There’s nothing wrong with planning for Social Security, but for this exercise, don’t count it as part of your income just yet. You can run a separate analysis with what you expect that amount to be in seven years (and even use their own projected figures, which you can find if you make an account with the Social Security Administration), but we want to be as conservative in our estimates as possible, so let’s leave it out for now and the future.
Then get serious with your boyfriend about how all of the bills will be paid, and what should happen if an emergency does come up. Do you both have money to fall back on? Will everything be split 50/50, and if not, who has what responsibilities? Look carefully at how the house is titled — if you take money out of your own retirement account and put it toward the mortgage, and if you two were to split and sell the home, how would your portion with those retirement assets be handled? These are not exactly the most romantic conversation topics, but they’re important. The answers should also be in writing—it’ll prevent headaches if something goes wrong.

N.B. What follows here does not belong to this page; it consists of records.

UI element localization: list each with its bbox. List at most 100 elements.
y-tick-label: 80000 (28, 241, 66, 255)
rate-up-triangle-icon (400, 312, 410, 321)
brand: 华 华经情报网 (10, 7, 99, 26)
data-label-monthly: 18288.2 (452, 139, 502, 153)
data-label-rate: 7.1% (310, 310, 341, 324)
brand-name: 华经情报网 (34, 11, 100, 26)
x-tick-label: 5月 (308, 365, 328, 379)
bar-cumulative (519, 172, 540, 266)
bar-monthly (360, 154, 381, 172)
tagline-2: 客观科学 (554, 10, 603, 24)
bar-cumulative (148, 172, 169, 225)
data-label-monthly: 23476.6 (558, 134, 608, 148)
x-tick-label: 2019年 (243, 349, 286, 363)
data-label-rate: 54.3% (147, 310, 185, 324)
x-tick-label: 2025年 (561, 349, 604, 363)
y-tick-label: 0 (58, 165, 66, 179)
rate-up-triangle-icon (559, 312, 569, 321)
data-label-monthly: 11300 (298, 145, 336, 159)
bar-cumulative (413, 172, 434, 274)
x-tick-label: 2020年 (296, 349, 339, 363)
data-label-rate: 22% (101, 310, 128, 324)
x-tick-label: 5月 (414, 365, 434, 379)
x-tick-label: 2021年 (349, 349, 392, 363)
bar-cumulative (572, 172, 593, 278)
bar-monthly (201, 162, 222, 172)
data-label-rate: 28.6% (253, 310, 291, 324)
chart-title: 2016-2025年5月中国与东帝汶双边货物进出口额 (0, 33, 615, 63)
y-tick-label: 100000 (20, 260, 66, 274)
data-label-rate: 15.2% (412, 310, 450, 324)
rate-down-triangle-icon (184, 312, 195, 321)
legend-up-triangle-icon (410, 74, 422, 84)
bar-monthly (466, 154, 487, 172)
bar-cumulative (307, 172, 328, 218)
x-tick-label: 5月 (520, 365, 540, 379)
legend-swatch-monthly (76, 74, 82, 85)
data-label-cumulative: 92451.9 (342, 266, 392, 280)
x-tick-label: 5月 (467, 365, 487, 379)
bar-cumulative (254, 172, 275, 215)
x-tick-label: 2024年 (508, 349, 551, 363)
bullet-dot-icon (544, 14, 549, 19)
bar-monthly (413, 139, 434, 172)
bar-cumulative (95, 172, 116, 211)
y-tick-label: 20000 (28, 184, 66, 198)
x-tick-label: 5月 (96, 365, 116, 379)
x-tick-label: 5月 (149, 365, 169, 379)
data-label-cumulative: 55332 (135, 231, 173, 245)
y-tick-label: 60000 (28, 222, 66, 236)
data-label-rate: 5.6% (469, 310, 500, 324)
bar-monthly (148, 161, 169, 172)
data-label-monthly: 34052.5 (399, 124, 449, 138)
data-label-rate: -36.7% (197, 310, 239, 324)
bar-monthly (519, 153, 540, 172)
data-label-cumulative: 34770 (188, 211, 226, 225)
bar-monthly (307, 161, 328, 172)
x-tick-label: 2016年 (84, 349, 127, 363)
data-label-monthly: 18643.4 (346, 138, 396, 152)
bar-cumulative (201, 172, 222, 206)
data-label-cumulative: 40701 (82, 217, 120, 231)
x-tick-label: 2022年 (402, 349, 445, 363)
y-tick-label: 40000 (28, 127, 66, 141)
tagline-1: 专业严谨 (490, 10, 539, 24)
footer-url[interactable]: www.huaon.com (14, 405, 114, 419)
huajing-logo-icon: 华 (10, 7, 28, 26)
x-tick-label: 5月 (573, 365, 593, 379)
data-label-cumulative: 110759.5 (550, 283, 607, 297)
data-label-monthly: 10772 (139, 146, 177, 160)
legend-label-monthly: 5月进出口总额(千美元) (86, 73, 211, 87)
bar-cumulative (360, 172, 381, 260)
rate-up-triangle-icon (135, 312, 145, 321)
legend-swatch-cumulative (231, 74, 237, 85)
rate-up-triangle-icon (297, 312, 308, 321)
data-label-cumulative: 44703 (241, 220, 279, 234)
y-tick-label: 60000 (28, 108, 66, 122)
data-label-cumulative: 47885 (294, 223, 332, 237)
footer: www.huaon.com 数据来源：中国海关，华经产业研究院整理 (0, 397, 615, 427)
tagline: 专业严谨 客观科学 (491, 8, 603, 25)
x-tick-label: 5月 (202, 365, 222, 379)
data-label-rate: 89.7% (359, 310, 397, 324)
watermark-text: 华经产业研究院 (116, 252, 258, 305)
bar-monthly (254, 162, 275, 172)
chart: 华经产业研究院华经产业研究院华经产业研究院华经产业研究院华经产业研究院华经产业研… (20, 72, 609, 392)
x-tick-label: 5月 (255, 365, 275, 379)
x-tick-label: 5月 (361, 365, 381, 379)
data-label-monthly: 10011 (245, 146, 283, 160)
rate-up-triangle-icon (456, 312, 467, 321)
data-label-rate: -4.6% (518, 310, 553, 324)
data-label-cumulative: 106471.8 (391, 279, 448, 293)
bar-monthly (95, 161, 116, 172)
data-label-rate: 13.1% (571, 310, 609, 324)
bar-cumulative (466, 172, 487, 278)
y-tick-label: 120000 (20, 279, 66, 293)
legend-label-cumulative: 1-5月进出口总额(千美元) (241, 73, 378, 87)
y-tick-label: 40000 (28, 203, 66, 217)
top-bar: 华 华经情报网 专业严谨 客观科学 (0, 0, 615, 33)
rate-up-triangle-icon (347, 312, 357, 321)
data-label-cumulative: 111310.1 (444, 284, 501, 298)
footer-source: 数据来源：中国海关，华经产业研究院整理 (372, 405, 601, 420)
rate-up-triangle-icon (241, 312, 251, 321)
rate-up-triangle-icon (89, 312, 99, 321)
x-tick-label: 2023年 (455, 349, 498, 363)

You’re right, you would have to pay taxes on the withdrawal. Are you planning to take a little more cash than you need to pay for that tax bill, or do you have excess money set aside to pay those taxes so you can retain as much in your 403(b) as possible? In the past, advisers have also told me to do a comparison of rates — that is, the interest rate you’re paying for your mortgage versus the rate of return on your retirement account. If the former is less than the latter, you may want to keep the money in your retirement account for now as it will earn more.

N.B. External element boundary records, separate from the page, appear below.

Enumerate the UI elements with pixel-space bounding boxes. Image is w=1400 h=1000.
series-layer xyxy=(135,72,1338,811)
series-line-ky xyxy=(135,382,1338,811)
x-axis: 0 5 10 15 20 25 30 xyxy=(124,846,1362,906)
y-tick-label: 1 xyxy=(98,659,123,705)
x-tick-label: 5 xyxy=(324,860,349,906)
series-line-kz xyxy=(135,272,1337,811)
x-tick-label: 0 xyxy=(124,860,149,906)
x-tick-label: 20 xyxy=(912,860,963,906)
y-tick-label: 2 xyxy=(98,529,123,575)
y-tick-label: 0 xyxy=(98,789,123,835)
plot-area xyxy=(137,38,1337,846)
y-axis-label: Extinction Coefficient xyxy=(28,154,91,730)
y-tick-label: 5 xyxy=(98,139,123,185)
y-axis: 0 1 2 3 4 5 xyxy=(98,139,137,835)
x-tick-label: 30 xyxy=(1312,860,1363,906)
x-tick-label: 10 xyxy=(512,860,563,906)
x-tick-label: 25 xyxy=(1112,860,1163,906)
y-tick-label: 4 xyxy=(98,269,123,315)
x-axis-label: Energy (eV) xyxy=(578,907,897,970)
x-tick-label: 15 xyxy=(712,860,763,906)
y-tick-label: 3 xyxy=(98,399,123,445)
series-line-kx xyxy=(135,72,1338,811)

Envision what it would look like if you didn’t withdraw any money from your 403(b) plan. Is throwing extra cash at your mortgage every month possible in a postretirement budget, or how might it change your lifestyle? Making extra payments directly toward your principal (you’d have to tell your lender that any additional payments are to be put toward the principal only) can speed up your payoff date.
The problem with withdrawing from a retirement account is that you can’t put the money back in later on.

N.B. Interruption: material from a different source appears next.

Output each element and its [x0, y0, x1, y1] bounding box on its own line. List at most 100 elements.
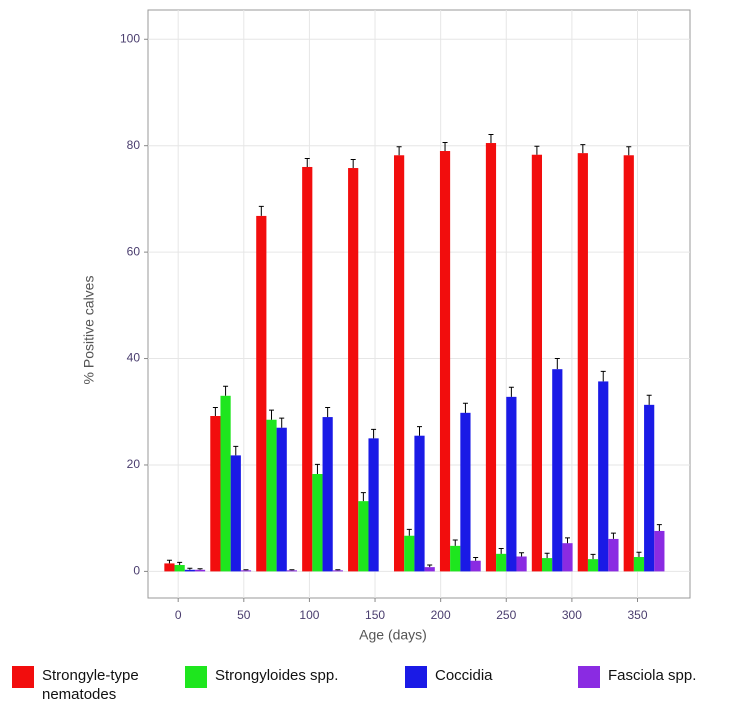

Not to rain on your parade, but you also don’t want to take too much money out and find yourself in a situation later on where you really need it. Retirement can be a very long chapter of your life — you’re only 55 years old. Social Security and pension aside, having that money to fall back on is and would be a relief. Ask yourself questions like “would I feel comfortable with $250,000 in that account, or $200,000?” If you have any doubts, don’t do it just yet.
One rule of thumb is based on how well you can sleep at night. If the interest rate on your mortgage hurts you so much that it’s all you can think about, then yes, you do have to do something about it. But for now, holding off on withdrawing from your 403(b) to put extra money toward your mortgage may be the best bet. It doesn’t mean you can never do it, but it doesn’t have to be a rushed decision.